The bromfenac sodium patent is held by Senju Pharmaceutical Co., Ltd. of Osaka, Japan.  One bromfenac product (Xibrom) is approved for use to treat swelling and pain after cataract surgery. In April 2010, Senju was sued by a patent licensee, ISTA Pharmaceuticals Inc., seeking to be relieved of further royalty payments due to the death of a patient treated with Xibrom.  Senju’s lawyers retaliated strategically with a successful application to stay the lawsuit pending arbitration.  Despite the terms of the stay (granted August 26), Senju has yet to commence arbitration proceedings.

Everything found in nature has harmful and helpful qualities.  It’s up to researchers to isolate the helpful qualities as best they can.  Take Marijuana.  The natural plant, cannabis sativa, contains over 420 chemical compounds including about 80 terpeno-phenol compounds that haven’t been detected in any other plant.  For political reasons, governments have focussed on the most psychotropic of these (let’s call it delta 9 because, trust me, you don’t want to know the full name) with their notoriously harmful results as binders with specific receptors affecting brain development.  Creative thinking non traditional researchers discovered a specific receptor for delta9 then isolated and identified endogenous (animal) ligands (“molecules”) called endocannabinoids.  Combined, the receptors, endogenous ligands and the mechanisms for endocannabinoid biosynthesis and inactivation were found to modulate several physiological and pathophysiological processes including pain perception.  Voila, medical marijuana, from a source consumed for decades in Jamaica but with only what the traditional medical fraternity called toxic effects.

So, to local doctors asking for traditional certainty, I suggest a large dose of arsenic or cyanide with tonight’s dinner.  Putting certainty aside, what about supporting a fellow Jamaican’s ambition, especially one accompanied by actual research, involving an indigenous plant never known to be harmful and unlikely to ever be?

We love tearing our own down.  Bob Marley was just a hooligan and ganja smoking troublemaker before Blackwell marketed him abroad.  Marcus Garvey, vilified at home, was worshipped abroad.  If you want to abuse Dr Lowe for not being “name-brand” don’t forget his partner, Dr Joseph Bryant, is a senior researcher at the University of Maryland’s Department of Medicine. He directs the Institute of Human Virology’s (IHV) Animal Models Division and is director of Maryland University Biotechnology Institute’s Animal Core Facility.

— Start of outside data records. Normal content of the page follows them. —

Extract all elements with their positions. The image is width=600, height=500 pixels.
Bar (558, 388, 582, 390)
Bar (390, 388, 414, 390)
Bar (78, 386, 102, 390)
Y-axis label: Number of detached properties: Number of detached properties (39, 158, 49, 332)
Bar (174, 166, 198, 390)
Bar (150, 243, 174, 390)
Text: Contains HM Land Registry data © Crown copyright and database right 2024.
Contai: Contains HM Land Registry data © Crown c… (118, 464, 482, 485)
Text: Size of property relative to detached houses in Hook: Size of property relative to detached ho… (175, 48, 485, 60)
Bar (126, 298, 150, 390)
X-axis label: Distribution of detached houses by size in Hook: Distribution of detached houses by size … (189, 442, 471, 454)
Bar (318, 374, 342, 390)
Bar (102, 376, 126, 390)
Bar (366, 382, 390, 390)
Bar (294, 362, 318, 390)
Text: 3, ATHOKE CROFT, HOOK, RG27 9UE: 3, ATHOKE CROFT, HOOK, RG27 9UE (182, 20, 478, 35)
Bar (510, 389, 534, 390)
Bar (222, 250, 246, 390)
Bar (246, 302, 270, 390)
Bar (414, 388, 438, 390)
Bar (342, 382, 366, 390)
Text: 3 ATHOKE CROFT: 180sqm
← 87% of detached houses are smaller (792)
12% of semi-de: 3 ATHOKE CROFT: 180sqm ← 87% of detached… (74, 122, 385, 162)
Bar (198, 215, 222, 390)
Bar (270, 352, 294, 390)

His IHV research team created the first transgenic rats whose DNA was manipulated to incorporate genes of HIV-1 opening new areas of human HIV/AIDS study for scientists.  This isn’t a pie-in-the-sky grasper for attention.  If he’s convinced that Dr Lowe’s work is worth pursuing, that’s good enough for me.  Local nay-sayers can continue to peddle traditionally approved medicines but why rely on conservatism alone to block possible future breakthroughs. Can “Old Man Beard” turn out to be the cure for HIV?  Anything’s possible if we believe.

There’s a message for these traditionalists in an apocryphal thalidomide story.  A boy, whose mother had taken Thalidomide, was born without torso or appendage just a head.  Yet, somehow, he survived.  As he grew older, his mother would put him on the buffet so he could see, through the window, children playing in the street.  He desperately wanted to join them but couldn’t.  One morning, as he was staring out the window, his Fairy Godmother appeared in a puff of smoke and granted him one wish.  He wished to be like other boys and play in the street.  With a wave of her magic wand, the boy’s wish came true.  Joyously, he rushed out into the street to play. Immediately, a speeding Mack Truck wiped him off the face of the earth.

The moral of the story?  Quit while you’re ahead.

Peace and Love


One Response to “DOCTORS!”

  1. Liz Says:

    Love your article and agree wholeheartedly that “We love tearing our own down” until someone else gives recognition/praise, then we jump on the ban waggon, declare them born and bred Jamaicans and state how much we contributed to their success. Enjoy reading your articles. Keep up the good work.